Asked, “If, before the war, US intelligence services had concluded that Iraq did not have weapons of mass destruction and was not providing substantial support to al-Qaeda,” a clear majority of 71 percent said that the US should not have gone to war, while just 27 percent said that the US should still have gone to war with Iraq for other reasons.” This is a bipartisan majority. Fifty-three percent of Republicans and 87 percent of Democrats think that in this case, the US should not have gone to war.
Would the Bush Administration Have Gone to War in Either Case
A large majority believes that President Bush, unlike most Americans, was determined to go to war with Iraq independent of whether Iraq had WMD or was providing substantial support to al-Qaeda.
Asked what the President would have done “if, before the war, US intelligence services had told President Bush there was no reliable evidence that Iraq possessed or was building weapons of mass destruction or was providing substantial support to al-Qaeda,” 66 percent said that “he would still have gone to war with Iraq for other reasons.”
This belief was held by an overwhelming majority of Democrats (87%), but only 47 percent of Republicans. A bare majority of Republicans (51%) said that with this information Bush would not have gone to war.
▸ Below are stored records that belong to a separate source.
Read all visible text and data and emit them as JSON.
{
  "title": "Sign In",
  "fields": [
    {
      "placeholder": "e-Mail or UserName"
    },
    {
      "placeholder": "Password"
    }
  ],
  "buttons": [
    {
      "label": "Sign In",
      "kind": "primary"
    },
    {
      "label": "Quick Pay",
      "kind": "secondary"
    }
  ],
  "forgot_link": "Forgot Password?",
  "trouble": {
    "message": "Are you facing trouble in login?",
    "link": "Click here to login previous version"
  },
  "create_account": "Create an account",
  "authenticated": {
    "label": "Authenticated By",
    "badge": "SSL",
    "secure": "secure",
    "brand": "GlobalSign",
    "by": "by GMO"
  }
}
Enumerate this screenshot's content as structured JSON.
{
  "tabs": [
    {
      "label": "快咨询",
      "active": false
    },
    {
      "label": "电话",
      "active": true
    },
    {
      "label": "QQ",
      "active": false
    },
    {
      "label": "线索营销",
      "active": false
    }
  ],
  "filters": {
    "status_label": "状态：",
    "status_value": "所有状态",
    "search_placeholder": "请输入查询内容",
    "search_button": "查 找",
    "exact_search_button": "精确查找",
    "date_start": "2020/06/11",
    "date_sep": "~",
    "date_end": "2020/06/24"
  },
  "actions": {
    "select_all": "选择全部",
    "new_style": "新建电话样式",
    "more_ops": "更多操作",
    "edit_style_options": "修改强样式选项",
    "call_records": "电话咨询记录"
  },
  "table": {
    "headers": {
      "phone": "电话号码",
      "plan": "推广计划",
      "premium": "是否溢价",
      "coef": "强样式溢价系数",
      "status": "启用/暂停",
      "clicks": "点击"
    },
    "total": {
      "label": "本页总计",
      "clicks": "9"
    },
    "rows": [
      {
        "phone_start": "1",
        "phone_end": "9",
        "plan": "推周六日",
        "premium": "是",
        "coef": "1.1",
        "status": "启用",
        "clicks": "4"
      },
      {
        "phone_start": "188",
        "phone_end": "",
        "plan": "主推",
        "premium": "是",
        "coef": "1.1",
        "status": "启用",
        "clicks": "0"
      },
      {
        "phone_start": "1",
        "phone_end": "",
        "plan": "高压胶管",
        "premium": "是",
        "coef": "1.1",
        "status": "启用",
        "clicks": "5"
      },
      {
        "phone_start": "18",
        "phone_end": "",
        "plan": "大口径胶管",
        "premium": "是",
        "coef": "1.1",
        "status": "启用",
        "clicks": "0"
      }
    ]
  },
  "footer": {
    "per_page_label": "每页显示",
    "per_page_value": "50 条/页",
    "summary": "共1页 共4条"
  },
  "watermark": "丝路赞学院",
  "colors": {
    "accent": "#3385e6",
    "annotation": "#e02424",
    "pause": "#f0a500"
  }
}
Did the Bush Administration Mislead the Public?
A modest majority appears to perceive that the President was so intent on doing so that he did not give the country the most accurate information he had and thus misled people. However, only one in three go so far as to say that the President clearly knew that the assumptions that were the stated basis for going to war were incorrect. Three-quarters believe that the intelligence the Bush administration received concluded that Iraq was supporting al-Qaeda. At the same time, two out of three believe that some key people in the intelligence community knew that the President was acting on incorrect assumptions.
However, only one-third (34%) give the President the harshest judgment that he “decided to go to war on the basis of assumptions about Iraq that were … incorrect, and the President knew they were incorrect” (up 10 points from 2004). The largest percentage (39%) continues to say that he acted on assumptions that were "incorrect, but the President believed they were correct” though this number is down 10 points from 2004. A steady one in four says the President’s assumptions were correct. Overall, 73 percent said that the President acted on incorrect assumptions.
At the same time, a large majority believes that some key people in the intelligence community knew that the assumptions that were prompting the war were incorrect. The 73 percent who said that the assumptions were incorrect were then asked: “Do you think that some key people in US intelligence agencies knew these assumptions were incorrect or do you think none of the key people knew?” Sixty-four percent (of the total sample) said that they thought that some key people knew, while 9 percent (of the total sample) said that they thought no one knew.
It is of course interesting that while 73 percent say that the President acted on incorrect assumptions, a large number (62%) believe in one or both of the two major assumptions for the war (Iraqi WMD or support for al-Qaeda). However, at the same time, a large majority is aware that at least one of these two assumptions was wrong—72 percent, about as many as answered that the President acted on incorrect assumptions.